Add streaming read capabilities

Moved from GitHub badger/1174

Posted by kernle32dll:

What version of Badger are you using?

2.0

Does this issue reproduce with the latest master?

Yes

What did you do?

I’m using BadgerDB as a versioned document-storage system. It was only after implementing most of my code around it, that I realized that BadgerDB is designed to load values completely into memory, before passing it to the caller.

For my case, that is not quite optimal, as I have no direct control over document size.

What did you expect to see?

Some possibility to pipe values directly to something akin an io.Writer, instead of loading it all into memory.

What did you see instead?

No such method :cry:

Next steps

Well, I did get my hands a bit dirty, and dug around a bit in the BadgerDB code. You can find my current WIP here.
I made nice progress in sketching out something that would allow the functionality mentioned above. I verified basic functionality to work using some rough (uncommited) tests :fire: .

Encryption needs some fixing up, and I have no idea how to implement CRC (that would by definition mean loading everything in memory again…). See my TODO tags.

Is there any interest to further this? I think this feature would be pretty cool, and open new use-cases for BadgerDB.

jarifibrahim commented :

For my case, that is not quite optimal, as I have no direct control over document size.

@kernle32dll what do you mean by not optimal? Do you mean the memory usage is high because your values are large? How big are your values?

Anonymous commented :

Add io.Reader to Item · Issue #710 · dgraph-io/badger · GitHub :man_shrugging:t2:

kernle32dll commented :

Do you mean the memory usage is high because your values are large? How big are your values?

Right now, I don’t have anything, as the project is in active development. Its a private project though, so “I don’t know” is the best answer I can give.

But its not only memory that is my concern. The problem with the way value pulling is implemented right now is as follows: The complete value has to be read to memory by Badger, before I can start streaming it out to the caller (in my case, an RESTful HTTP endpoint).

To elaborate: Say I have a 100mb file. While the memory cost of 100mb is pretty low, I have to load these into memory, and only then I can start putting data in the output stream for the HTTP caller. This problem scales linearly with file size.

What you probably are getting at is the question if it even matters. That, I cannot say. Right now, this is all theoretical discussion, without any benchmark or requirement to back it all up :slight_smile:

#710 :man_shrugging:t2:

Okay… Well, the issue is related. But there is a good reason why I opted for a io.Writer instead of a io.Reader. With a writer, the code filling the writer is responsible for closing the writer. In the case of Badger, that is pretty important IMO, because this involves closing resources (e.g. file handle).

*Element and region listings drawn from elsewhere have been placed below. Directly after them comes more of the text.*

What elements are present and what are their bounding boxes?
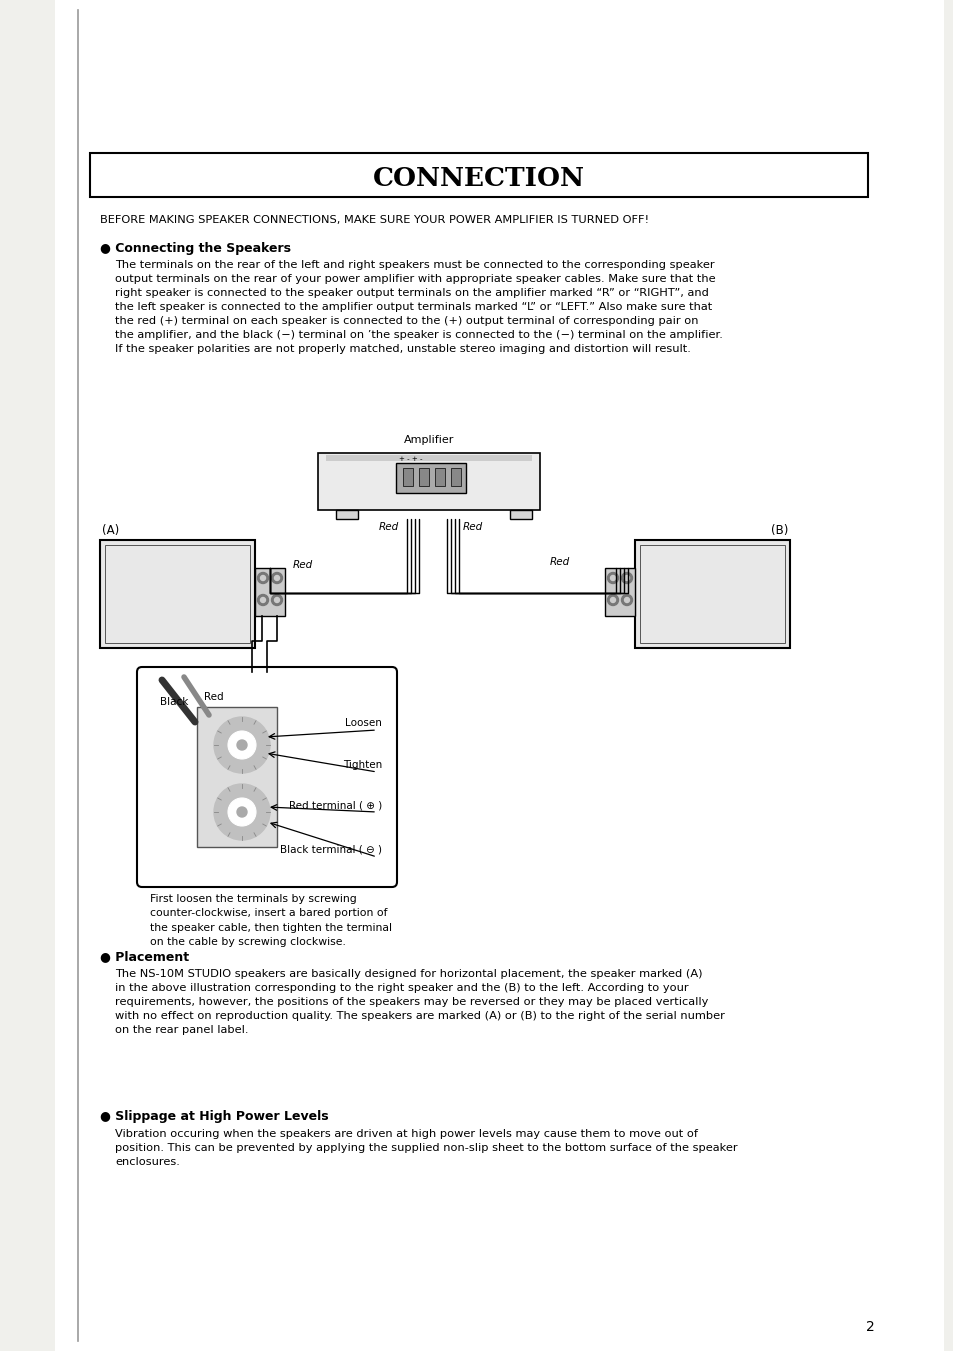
- Circle shape: [272, 594, 282, 605]
- Circle shape: [260, 576, 265, 581]
- Text: Red: Red: [378, 521, 399, 532]
- Bar: [402, 467, 413, 486]
- Circle shape: [624, 576, 629, 581]
- Circle shape: [213, 784, 270, 840]
- Circle shape: [607, 573, 618, 584]
- Circle shape: [620, 573, 632, 584]
- Circle shape: [228, 798, 255, 825]
- Text: CONNECTION: CONNECTION: [373, 166, 584, 190]
- Text: Red: Red: [462, 521, 483, 532]
- Bar: [105, 544, 250, 643]
- Text: (A): (A): [102, 524, 119, 536]
- Circle shape: [260, 597, 265, 603]
- Circle shape: [213, 717, 270, 773]
- Text: The terminals on the rear of the left and right speakers must be connected to th: The terminals on the rear of the left an…: [115, 259, 722, 354]
- Text: ● Connecting the Speakers: ● Connecting the Speakers: [100, 242, 291, 255]
- Bar: [635, 540, 789, 648]
- Text: Red terminal ( ⊕ ): Red terminal ( ⊕ ): [289, 800, 381, 811]
- Text: (B): (B): [770, 524, 787, 536]
- Bar: [435, 467, 444, 486]
- Bar: [395, 463, 465, 493]
- Circle shape: [274, 597, 279, 603]
- Text: Amplifier: Amplifier: [403, 435, 454, 444]
- Text: ● Slippage at High Power Levels: ● Slippage at High Power Levels: [100, 1111, 328, 1123]
- Bar: [418, 467, 429, 486]
- Bar: [317, 453, 539, 509]
- Circle shape: [257, 573, 268, 584]
- Circle shape: [274, 576, 279, 581]
- Text: Vibration occuring when the speakers are driven at high power levels may cause t: Vibration occuring when the speakers are…: [115, 1129, 737, 1167]
- Bar: [604, 567, 635, 616]
- Text: Black terminal ( ⊖ ): Black terminal ( ⊖ ): [280, 844, 381, 855]
- Text: Black: Black: [160, 697, 188, 707]
- Circle shape: [236, 740, 247, 750]
- Text: Tighten: Tighten: [342, 761, 381, 770]
- Circle shape: [620, 594, 632, 605]
- Bar: [254, 567, 285, 616]
- Circle shape: [607, 594, 618, 605]
- Circle shape: [624, 597, 629, 603]
- Bar: [510, 509, 532, 519]
- FancyBboxPatch shape: [137, 667, 396, 888]
- Text: Red: Red: [550, 557, 570, 567]
- Circle shape: [272, 573, 282, 584]
- Text: BEFORE MAKING SPEAKER CONNECTIONS, MAKE SURE YOUR POWER AMPLIFIER IS TURNED OFF!: BEFORE MAKING SPEAKER CONNECTIONS, MAKE …: [100, 215, 648, 226]
- Bar: [639, 544, 784, 643]
- Bar: [196, 707, 276, 847]
- Bar: [451, 467, 460, 486]
- Bar: [90, 153, 867, 197]
- Bar: [100, 540, 254, 648]
- Text: + - + -: + - + -: [398, 457, 422, 462]
- Circle shape: [610, 576, 615, 581]
- Bar: [335, 509, 357, 519]
- Circle shape: [610, 597, 615, 603]
- Bar: [326, 455, 532, 461]
- Circle shape: [257, 594, 268, 605]
- Text: Red: Red: [204, 692, 223, 703]
- Circle shape: [228, 731, 255, 759]
- Text: 2: 2: [864, 1320, 874, 1333]
- Text: The NS-10M STUDIO speakers are basically designed for horizontal placement, the : The NS-10M STUDIO speakers are basically…: [115, 969, 724, 1035]
- Circle shape: [236, 807, 247, 817]
- Text: First loosen the terminals by screwing
counter-clockwise, insert a bared portion: First loosen the terminals by screwing c…: [150, 894, 392, 947]
- Text: ● Placement: ● Placement: [100, 950, 189, 963]
- Text: Red: Red: [293, 561, 313, 570]
- Text: Loosen: Loosen: [345, 717, 381, 728]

With a reader, Badger can only close all its resources after the caller consuming the reader has given the signal (closing). IMO, this has potential for some nasty lock-up situations.

However, its trivial to implement the use-case of #710 with an io.Writer: Simply use an io.Pipe. In fact, I use that in my WIP code, to allow asynchronous reading from a file to the actual writer provided. The beauty of io.Pipe is, that error propagation is two-way. Problem writing? This is signaled to the reader, and he can stop gracefully. Does the reader (e.g. json.Decoder) cause an error? No problem, the writer receives the error and can stop filling the pipe.

kernle32dll commented :

On a related note, I realized that a io.Reader for write-streaming would be useful. But I haven’t looked at the code yet. I suppose this would be much more difficult, as a broken write stream might result in corrupted data.

Nevertheless - would be cool.

jarifibrahim commented :

@manishrjain @campoy what do you guys think about this?

kernle32dll commented :

Just wanted to ring in here, so this doesn’t go stale.

stale commented :

This issue has been automatically marked as stale because it has not had recent activity. It will be closed if no further activity occurs. Thank you for your contributions.

stale commented :

This issue has been automatically marked as stale because it has not had recent activity. It will be closed if no further activity occurs. Thank you for your contributions.

stale commented :

This issue has been automatically marked as stale because it has not had recent activity. It will be closed if no further activity occurs. Thank you for your contributions.